I tried to point it at my Sharpee repo and it wanted to focus on createRoom() as some technical marvel.
I eventually gave up though I was never super serious about using the results anyway.
If you want a summary, do it yourself. If you try to summarize someone else’s work, understand you will miss important points.
This is called bias, and every human has their own. Sometimes, the executive assistant wields a lot more power in an organization than it looks at first glance.
What the author seems to be saying is that the system prompt can be used to instill bias in LLMs.
This is related to why current Babelfish-like devices make me uneasy: they propagate bad and sometimes dangerous translations along the lines of "Traduttore, traditore" ('Translator, traitor'). The most obvious example in the context of Persian is of "marg bar Aamrikaa". If you ask the default/free model on ChatGPT to translate, it will simply tell you it means 'Death to America'. It won't tell you "marg bar ..." is a poetic way of saying 'down with ...'. [1]
It's even a bit more than that: translation technology promotes the notion that translation is a perfectly adequate substitute for actually knowing the source language (from which you'd like to translate something to the 'target' language). Maybe it is if you're a tourist and want to buy a sandwich in another country. But if you're trying to read something more substantial than a deli menu, you should be aware that you'll only kind of, sort of understand the text via your default here's-what-it-means AI software. Words and phrases in one language rarely have exact equivalents in another language; they have webs of connotation in each that only partially overlap. The existence of quick [2] AI translation hides this from you. The more we normalise the use of such tech as a society, the more we'll forget what we once knew we didn't know.
[2] I'm using the qualifier 'quick' because AI can of course present us with the larger context of all the connotations of a foreign word, but that's an unlikely UI option in a real-time mass-consumer device.
My wife is trilingual, so now I’m tempted to use her as a manual red team for my own guardrail prompts.
I’m working in LLM guardrails as well, and what worries me is orchestration becoming its own failure layer. We keep assuming a single model or policy can “catch” errors. But even a 1% miss rate, when composed across multi-agent systems, cascades quickly in high-stakes domains.
I suspect we’ll see more K-LLM architectures where models are deliberately specialized, cross-checked, and policy-scored rather than assuming one frontier model can do everything. Guardrails probably need to move from static policy filters to composable decision layers with observability across languages and roles.

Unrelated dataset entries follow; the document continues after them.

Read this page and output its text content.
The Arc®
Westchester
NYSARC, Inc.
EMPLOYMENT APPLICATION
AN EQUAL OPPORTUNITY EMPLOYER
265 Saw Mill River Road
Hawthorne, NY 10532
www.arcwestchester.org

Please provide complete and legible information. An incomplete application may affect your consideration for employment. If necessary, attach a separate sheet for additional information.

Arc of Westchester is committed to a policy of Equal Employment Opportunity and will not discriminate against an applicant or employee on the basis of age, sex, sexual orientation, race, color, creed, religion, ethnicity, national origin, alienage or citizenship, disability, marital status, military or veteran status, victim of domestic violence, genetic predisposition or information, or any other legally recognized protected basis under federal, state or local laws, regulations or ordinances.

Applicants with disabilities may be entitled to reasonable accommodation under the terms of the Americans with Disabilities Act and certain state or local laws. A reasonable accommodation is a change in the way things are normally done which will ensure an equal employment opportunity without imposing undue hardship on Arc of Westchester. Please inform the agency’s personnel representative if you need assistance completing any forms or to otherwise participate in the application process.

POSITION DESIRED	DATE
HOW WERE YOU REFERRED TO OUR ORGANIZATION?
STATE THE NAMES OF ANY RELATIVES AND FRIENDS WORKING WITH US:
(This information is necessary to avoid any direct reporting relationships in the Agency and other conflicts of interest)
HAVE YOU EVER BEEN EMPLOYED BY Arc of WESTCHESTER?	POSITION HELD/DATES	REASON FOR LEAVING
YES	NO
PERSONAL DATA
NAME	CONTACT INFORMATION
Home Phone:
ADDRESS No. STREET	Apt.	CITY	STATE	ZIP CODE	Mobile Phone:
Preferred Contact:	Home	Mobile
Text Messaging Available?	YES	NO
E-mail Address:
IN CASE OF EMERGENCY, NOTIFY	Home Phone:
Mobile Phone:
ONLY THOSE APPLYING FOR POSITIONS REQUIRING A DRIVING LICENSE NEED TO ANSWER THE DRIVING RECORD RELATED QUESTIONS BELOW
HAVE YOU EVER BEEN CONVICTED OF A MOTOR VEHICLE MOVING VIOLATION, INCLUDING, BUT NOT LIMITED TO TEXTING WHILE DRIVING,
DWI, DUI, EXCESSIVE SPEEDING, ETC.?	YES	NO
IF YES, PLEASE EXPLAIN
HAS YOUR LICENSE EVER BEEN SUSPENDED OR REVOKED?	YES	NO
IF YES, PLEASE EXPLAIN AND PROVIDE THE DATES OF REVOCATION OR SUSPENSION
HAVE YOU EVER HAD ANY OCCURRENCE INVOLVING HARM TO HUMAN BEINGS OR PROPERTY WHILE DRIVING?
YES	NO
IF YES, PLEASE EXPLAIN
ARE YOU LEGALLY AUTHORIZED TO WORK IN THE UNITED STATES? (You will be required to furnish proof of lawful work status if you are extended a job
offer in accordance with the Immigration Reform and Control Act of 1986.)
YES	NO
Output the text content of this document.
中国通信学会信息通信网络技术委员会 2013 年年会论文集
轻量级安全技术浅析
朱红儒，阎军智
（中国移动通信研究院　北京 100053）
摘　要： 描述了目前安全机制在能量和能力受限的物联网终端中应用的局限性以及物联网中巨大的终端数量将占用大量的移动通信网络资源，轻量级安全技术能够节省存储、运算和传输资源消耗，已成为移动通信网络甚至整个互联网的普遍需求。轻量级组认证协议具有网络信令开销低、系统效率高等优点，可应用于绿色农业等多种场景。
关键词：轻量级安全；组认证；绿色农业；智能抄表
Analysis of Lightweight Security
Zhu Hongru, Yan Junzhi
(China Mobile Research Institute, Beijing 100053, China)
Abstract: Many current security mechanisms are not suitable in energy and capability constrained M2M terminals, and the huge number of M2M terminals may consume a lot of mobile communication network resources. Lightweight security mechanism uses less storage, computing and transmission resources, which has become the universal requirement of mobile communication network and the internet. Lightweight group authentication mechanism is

Appreciate you publishing the methodology and tooling openly. That’s the kind of work this space needs.
I have been thinking about this a lot lately.
For me, the meaning lies in the mental models. How I relate to the new thing, how it fits in with other things I know about. So the elevator pitch is the part that has the _most_ meaning. It changes the trajectory of if I engage and how. Then I'll dig in.
I'm still working to understand the headspace of those like OP. It's not a fixation on precision or correctness I think, just a reverse prioritization of how information is assimilated. It's like the meaning is discerned in the process of the reasoning first, not necessarily the outcome.
All my relationships will be the better for it if I can figure out the right mental models for this kind of translation between communication styles.